For a test for two proportions, we are interested in the difference. If the difference is zero, then they are not different (i.e., they are equal). Therefore, the null hypothesis will always be:

\(H_0\colon p_1-p_2=0\)

Another way to look at it is \(H_0\colon p_1=p_2\). This is worth stopping to think about. Remember, in hypothesis testing, we assume the null hypothesis is true. In this case, it means that \(p_1\) and \(p_2\) are equal. Under this assumption, then \(\hat{p}_1\) and \(\hat{p}_2\) are both estimating the same proportion. Think of this proportion as \(p^*\). Therefore, the sampling distribution of both proportions, \(\hat{p}_1\) and \(\hat{p}_2\), will, under certain conditions, be approximately normal centered around \(p^*\), with standard error \(\sqrt{\dfrac{p^*(1-p^*)}{n_i}}\), for \(i=1, 2\).
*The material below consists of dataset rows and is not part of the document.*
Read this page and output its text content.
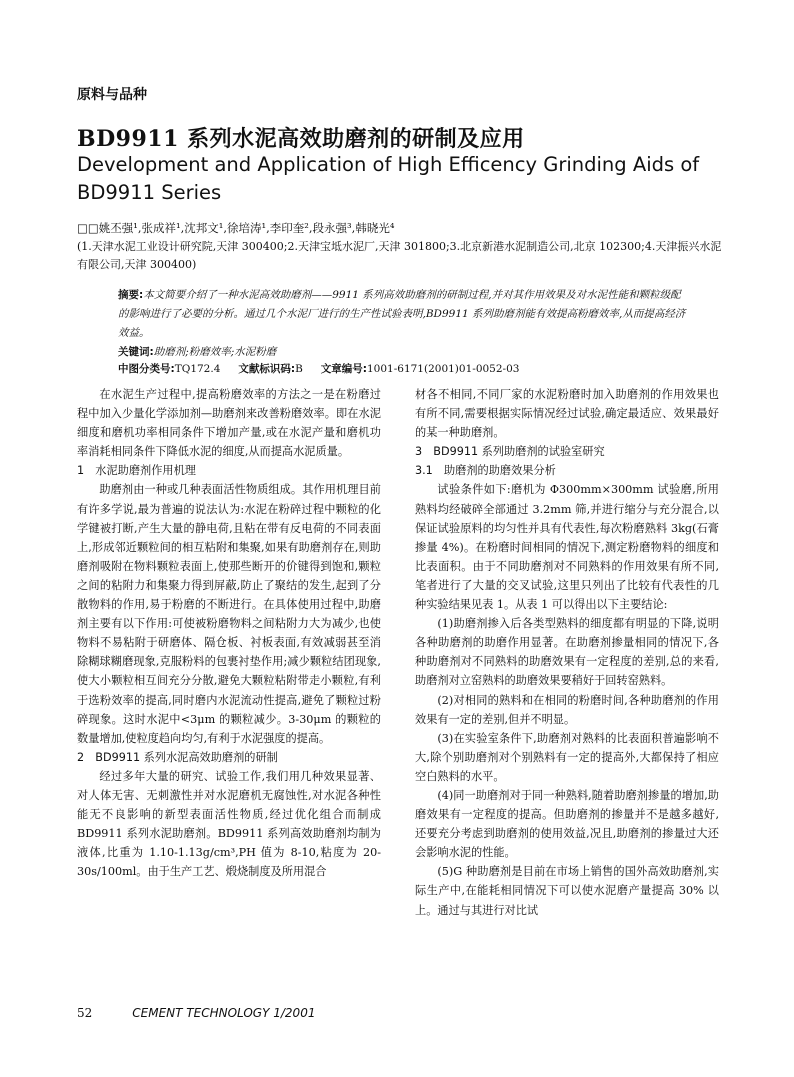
原料与品种
BD9911 系列水泥高效助磨剂的研制及应用
Development and Application of High Efficency Grinding Aids of BD9911 Series
□□姚丕强¹,张成祥¹,沈邦文¹,徐培涛¹,李印奎²,段永强³,韩晓光⁴
(1.天津水泥工业设计研究院,天津 300400;2.天津宝坻水泥厂,天津 301800;3.北京新港水泥制造公司,北京 102300;4.天津振兴水泥有限公司,天津 300400)
摘要:本文简要介绍了一种水泥高效助磨剂——9911 系列高效助磨剂的研制过程,并对其作用效果及对水泥性能和颗粒级配的影响进行了必要的分析。通过几个水泥厂进行的生产性试验表明,BD9911 系列助磨剂能有效提高粉磨效率,从而提高经济效益。
关键词:助磨剂;粉磨效率;水泥粉磨
中图分类号:TQ172.4 文献标识码:B 文章编号:1001-6171(2001)01-0052-03

在水泥生产过程中,提高粉磨效率的方法之一是在粉磨过程中加入少量化学添加剂—助磨剂来改善粉磨效率。即在水泥细度和磨机功率相同条件下增加产量,或在水泥产量和磨机功率消耗相同条件下降低水泥的细度,从而提高水泥质量。

1　水泥助磨剂作用机理

助磨剂由一种或几种表面活性物质组成。其作用机理目前有许多学说,最为普遍的说法认为:水泥在粉碎过程中颗粒的化学键被打断,产生大量的静电荷,且粘在带有反电荷的不同表面上,形成邻近颗粒间的相互粘附和集聚,如果有助磨剂存在,则助磨剂吸附在物料颗粒表面上,使那些断开的价键得到饱和,颗粒之间的粘附力和集聚力得到屏蔽,防止了聚结的发生,起到了分散物料的作用,易于粉磨的不断进行。在具体使用过程中,助磨剂主要有以下作用:可使被粉磨物料之间粘附力大为减少,也使物料不易粘附于研磨体、隔仓板、衬板表面,有效减弱甚至消除糊球糊磨现象,克服粉料的包裹衬垫作用;减少颗粒结团现象,使大小颗粒相互间充分分散,避免大颗粒粘附带走小颗粒,有利于选粉效率的提高,同时磨内水泥流动性提高,避免了颗粒过粉碎现象。这时水泥中<3μm 的颗粒减少。3-30μm 的颗粒的数量增加,使粒度趋向均匀,有利于水泥强度的提高。

2　BD9911 系列水泥高效助磨剂的研制

经过多年大量的研究、试验工作,我们用几种效果显著、对人体无害、无刺激性并对水泥磨机无腐蚀性,对水泥各种性能无不良影响的新型表面活性物质,经过优化组合而制成 BD9911 系列水泥助磨剂。BD9911 系列高效助磨剂均制为液体,比重为 1.10-1.13g/cm³,PH 值为 8-10,粘度为 20-30s/100ml。由于生产工艺、煅烧制度及所用混合

材各不相同,不同厂家的水泥粉磨时加入助磨剂的作用效果也有所不同,需要根据实际情况经过试验,确定最适应、效果最好的某一种助磨剂。

3　BD9911 系列助磨剂的试验室研究
3.1　助磨剂的助磨效果分析

试验条件如下:磨机为 Φ300mm×300mm 试验磨,所用熟料均经破碎全部通过 3.2mm 筛,并进行缩分与充分混合,以保证试验原料的均匀性并具有代表性,每次粉磨熟料 3kg(石膏掺量 4%)。在粉磨时间相同的情况下,测定粉磨物料的细度和比表面积。由于不同助磨剂对不同熟料的作用效果有所不同,笔者进行了大量的交叉试验,这里只列出了比较有代表性的几种实验结果见表 1。从表 1 可以得出以下主要结论:

(1)助磨剂掺入后各类型熟料的细度都有明显的下降,说明各种助磨剂的助磨作用显著。在助磨剂掺量相同的情况下,各种助磨剂对不同熟料的助磨效果有一定程度的差别,总的来看,助磨剂对立窑熟料的助磨效果要稍好于回转窑熟料。

(2)对相同的熟料和在相同的粉磨时间,各种助磨剂的作用效果有一定的差别,但并不明显。

(3)在实验室条件下,助磨剂对熟料的比表面积普遍影响不大,除个别助磨剂对个别熟料有一定的提高外,大都保持了相应空白熟料的水平。

(4)同一助磨剂对于同一种熟料,随着助磨剂掺量的增加,助磨效果有一定程度的提高。但助磨剂的掺量并不是越多越好,还要充分考虑到助磨剂的使用效益,况且,助磨剂的掺量过大还会影响水泥的性能。

(5)G 种助磨剂是目前在市场上销售的国外高效助磨剂,实际生产中,在能耗相同情况下可以使水泥磨产量提高 30% 以上。通过与其进行对比试

52	CEMENT TECHNOLOGY 1/2001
We take this into account by finding an estimate for this \(p^*\) using the two sample proportions. We can calculate an estimate of \(p^*\) using the following formula:

\(\hat{p}^*=\dfrac{x_1+x_2}{n_1+n_2}\)

This value is the total number in the desired categories \((x_1+x_2)\) from both samples over the total number of sampling units in the combined sample \((n_1+n_2)\).

Putting everything together, if we assume \(p_1=p_2\), then the sampling distribution of \(\hat{p}_1-\hat{p}_2\) will be approximately normal with mean 0 and standard error of \(\sqrt{p^*(1-p^*)\left(\frac{1}{n_1}+\frac{1}{n_2}\right)}\), under certain conditions.

Therefore,

\(z^*=\dfrac{(\hat{p}_1-\hat{p}_2)-0}{\sqrt{\hat{p}^*(1-\hat{p}^*)\left(\dfrac{1}{n_1}+\dfrac{1}{n_2}\right)}}\)

...will follow a standard normal distribution.

Finally, we can develop our hypothesis test for \(p_1-p_2\).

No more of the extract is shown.